This book has hit the cultural zeitgeist at the exact right time, and the proof is in the printings: as of today the first issue of the series is going to a third printing, and the second issue is heading to a second. Personally, I think this second issue may be a little more popular simply because the sequential auteur in charge, our pal Kaare Andrews, strikes an even more powerful note in this book than the previous one.
Also? The featured baddie is Christopher Baal, who looks strangely familiar...
Yup. That dude.
In this issue Renato infiltrates a decadent orgry of a party put on by the richiest of the rich using the invitation from the previous issue's stain-of-the-week, Douglas Bradley (dude). Thankfully this is a masquerade gathering, so the fact that Renato is literally wearing his Freelancer mask makes everything all the better.
Realizing he has to fit in, Renato succumbs to a room full of adoring mistresses -- leaving his mask on, as do they all to creepy "Eyes Wide Open"-effect -- and is then brought further into the party to a room so absolutely disturbing that it causes the reader's stomach to drop.
Needless to say, that sets off our boy Renato.
The strength of this book is its absolute commitment to visual storytelling. Andrews is a master of the medium, able to utilize every bit of panel space to recreate a dynamic visual that NEVER detracts from the story itself. He continues his mission of incorporating vintage comic aesthetics to vigorous effect.
One panel. One action. All power.
Andrews also uses a wonderful effect on the flashbacks, wherein the panels seem old, beaten-up. The lines in the pictures themselves evoke folded-up photos, where the owner of the picture wants to keep them secret and safe. The coloration also gives the memories a vintage feeling, and the dialogue between Church and Renato is succinct and wonderful, highlighted by one of my favorite panels in the series.
Still, all the staggeringly beautiful artwork shouldn't (and doesn't) gloss over the fact that Andrews is telling a story for our times. Iconic stories are a mirror of our society, no matter how grimy they can get, and this book is the grimiest of mirrors. There is a clear disparity between the classes in our modern world, and by examining the evolution of this disparity is a difficult task that can seem ham-handed. Not Andrews - his story is gripping and interesting as it unfolds, with both the reader and Renato not quite certain how things will end up.
It also stay sublimely human, as this issue further explores the character of Bliss, and how she and Renato are tied together.

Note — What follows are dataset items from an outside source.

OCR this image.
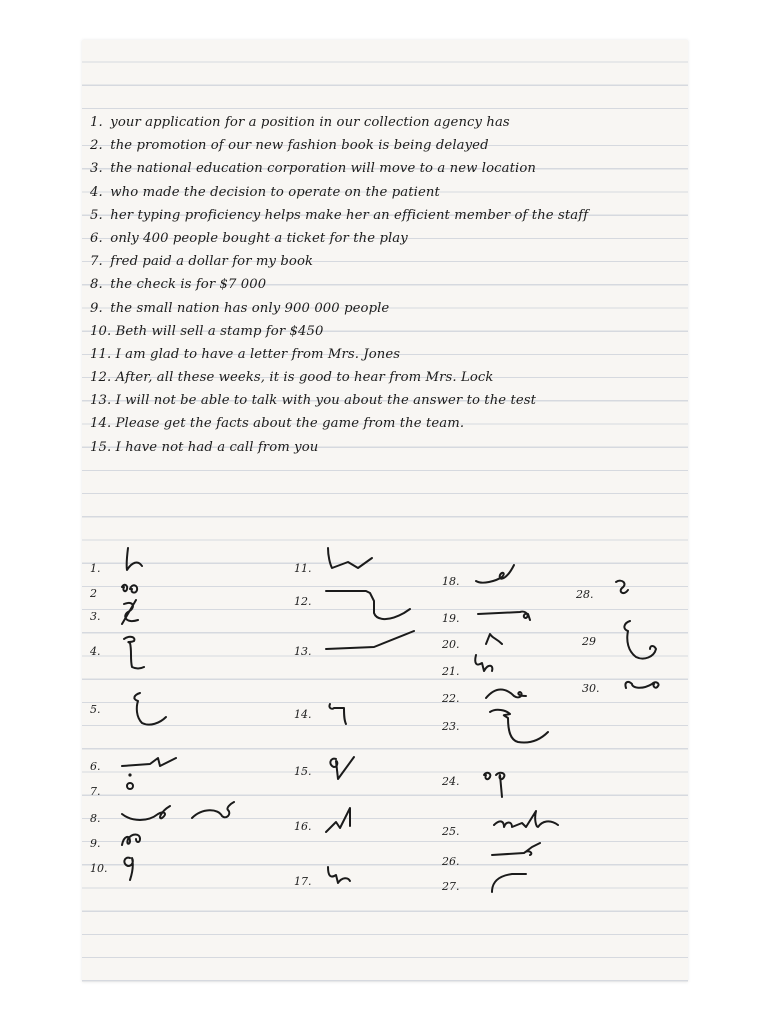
1. your application for a position in our collection agency has
2. the promotion of our new fashion book is being delayed
3. the national education corporation will move to a new location
4. who made the decision to operate on the patient
5. her typing proficiency helps make her an efficient member of the staff
6. only 400 people bought a ticket for the play
7. fred paid a dollar for my book
8. the check is for $7 000
9. the small nation has only 900 000 people
10. Beth will sell a stamp for $450
11. I am glad to have a letter from Mrs. Jones
12. After, all these weeks, it is good to hear from Mrs. Lock
13. I will not be able to talk with you about the answer to the test
14. Please get the facts about the game from the team.
15. I have not had a call from you
1.
2
3.
4.
5.
6.
7.
8.
9.
10.
11.
12.
13.
14.
15.
16.
17.
18.
19.
20.
21.
22.
23.
24.
25.
26.
27.
28.
29
30.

Their scenes are touching, both as adults and especially as children. The first issue teased her as a character, and I look forward to seeing what will become of her.

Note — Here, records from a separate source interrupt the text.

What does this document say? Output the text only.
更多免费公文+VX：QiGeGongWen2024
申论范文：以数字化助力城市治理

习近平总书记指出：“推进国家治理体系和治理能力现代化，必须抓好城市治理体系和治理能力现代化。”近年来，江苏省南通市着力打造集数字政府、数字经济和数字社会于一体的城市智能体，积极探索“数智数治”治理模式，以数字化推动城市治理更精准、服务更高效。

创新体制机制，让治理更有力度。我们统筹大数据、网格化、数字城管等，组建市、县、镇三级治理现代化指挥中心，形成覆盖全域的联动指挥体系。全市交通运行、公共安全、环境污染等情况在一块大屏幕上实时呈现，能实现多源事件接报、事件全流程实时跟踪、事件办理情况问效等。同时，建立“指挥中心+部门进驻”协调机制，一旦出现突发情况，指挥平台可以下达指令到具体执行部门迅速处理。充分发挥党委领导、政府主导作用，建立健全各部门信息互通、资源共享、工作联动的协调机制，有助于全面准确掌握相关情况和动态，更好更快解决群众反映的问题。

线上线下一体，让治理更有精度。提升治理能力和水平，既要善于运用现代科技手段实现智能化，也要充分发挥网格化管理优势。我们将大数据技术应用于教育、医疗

But the fact of the matter is that this is a dynamic follow-up to the first issue, with plot points and especially with artwork that will keep this book insanely in demand. Just for good measure, he's another pic of Renato dealing with Baal:
LOVE it. Based on the superior artwork, the stylistic choices, and the development of an absolutely enthralling story, I'm giving this issue a standing ovation and
10 out of 10 Knifey-Guns
The first print is probably unavailable, so seek out any second or third printings that you can - this series is THAT good.